Dissociation is the withdrawal of a member from an LLC. It can be either voluntary or involuntary. The operating agreement can vary or eliminate the manner in which a member can dissociate. See generally, Iowa Code 489.110 (2009). What the operating agreement cannot do is eliminate the power of a member to dissociate, rightfully or wrongfully. Iowa Code 489.601(1)(2009).
The Act lists 14 events that trigger dissociation of a person as a member of the LLC. See 489.602(2009). Rather than repeat the law, in summary, a person is dissociated from the LLC (1) by express will to withdraw, (2) an event stated in the operating agreement occurs, (3) the person is expelled pursuant to the terms of the operating agreement, (4) the person is expelled by the unanimous consent of the other members because (a) the LLC cannot lawfully carry on its business with the person as a member or (b) the person transferred all of the person's transferable interest (other than for security purposes or due to a charging order), or (c) the person is a dissolved corporation, LLC or partnership, (5) the status of the person materially changes or its transferable interest is distributed. Please see 489.602 for the complete, complex list.

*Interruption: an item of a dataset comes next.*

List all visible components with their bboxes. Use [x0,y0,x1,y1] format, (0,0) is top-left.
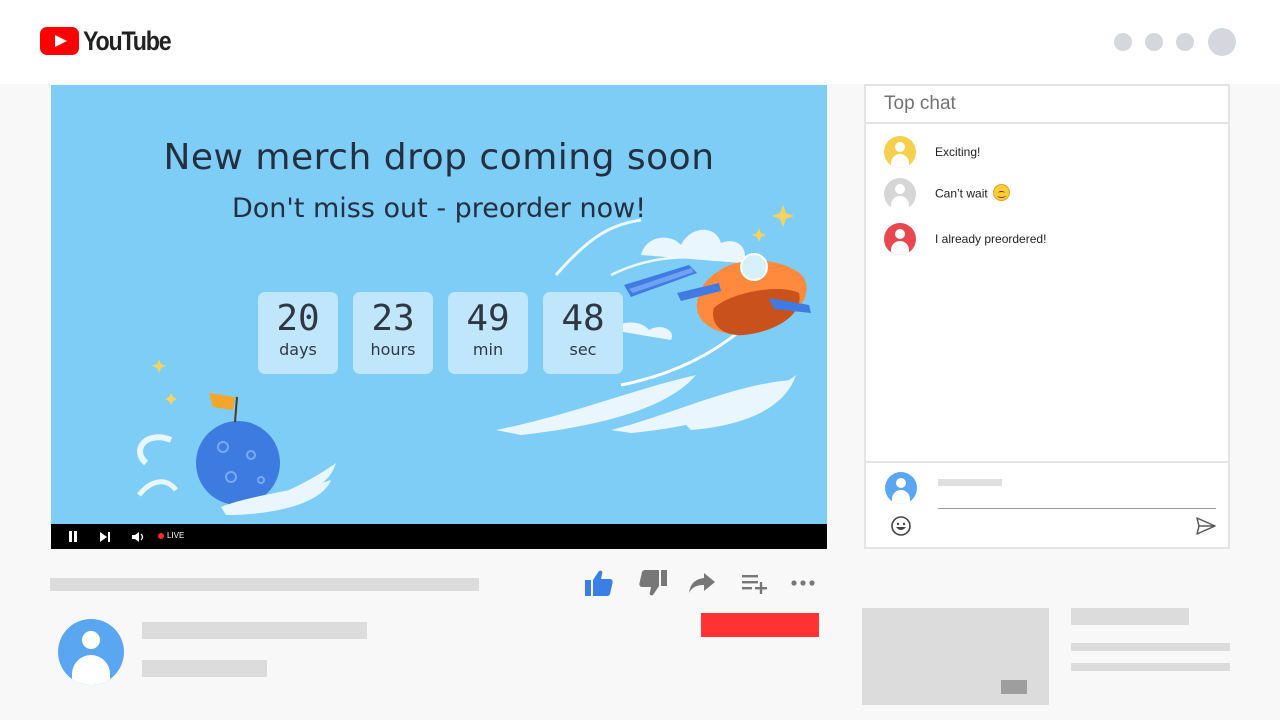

A member's dissociation is wrongful if (1) it is in breach of an express provision of the operating agreement or (2) it occurs prior to termination of the LLC and is due to withdrawal by express will, expulsion by judicial order, the member in a member-manager LLC becomes a debtor in bankruptcy or willful dissolution or termination of the member other than a trust or estate.
When a person is dissociated as a member the person no longer has the right to participate in management of the LLC, if the LLC is member-manager the person's fiduciary duties as a member end going forward, and, with a couple of exceptions, the person becomes a transferee.
As will be seen in a future post, transferees who do not become members have few rights other than to receive distributions. They have no role in the management of the LLC, no right to information under 489.410, and no right to bring a derivative action. One right granted to transferees in the Iowa Act not found in the RULLCA is the right of a transferee to seek judicial dissolution if the managers or those members in control of the LLC have acted illegally, fraudulently or oppressively. See Iowa Code 489.701(1).
To avoid being a mere transferee, it might behoove a transferee who does not expect to become a member to have the transferring member keep 1% of the transferable interest and then exercise its governance rights in a manner that protects the transferee.
The Iowa Act diverges from the RULLCA by adding 489.604. This section permits dissociation by a member (if the operating agreement does not cover the topic or waive applicability of 489.604) if an amendment to the certificate of organization or operating agreement adversely affects the member's transferable interest any of six ways described in 489.604 (e.g. alters or abolishes right to distributions, right to vote, etc.)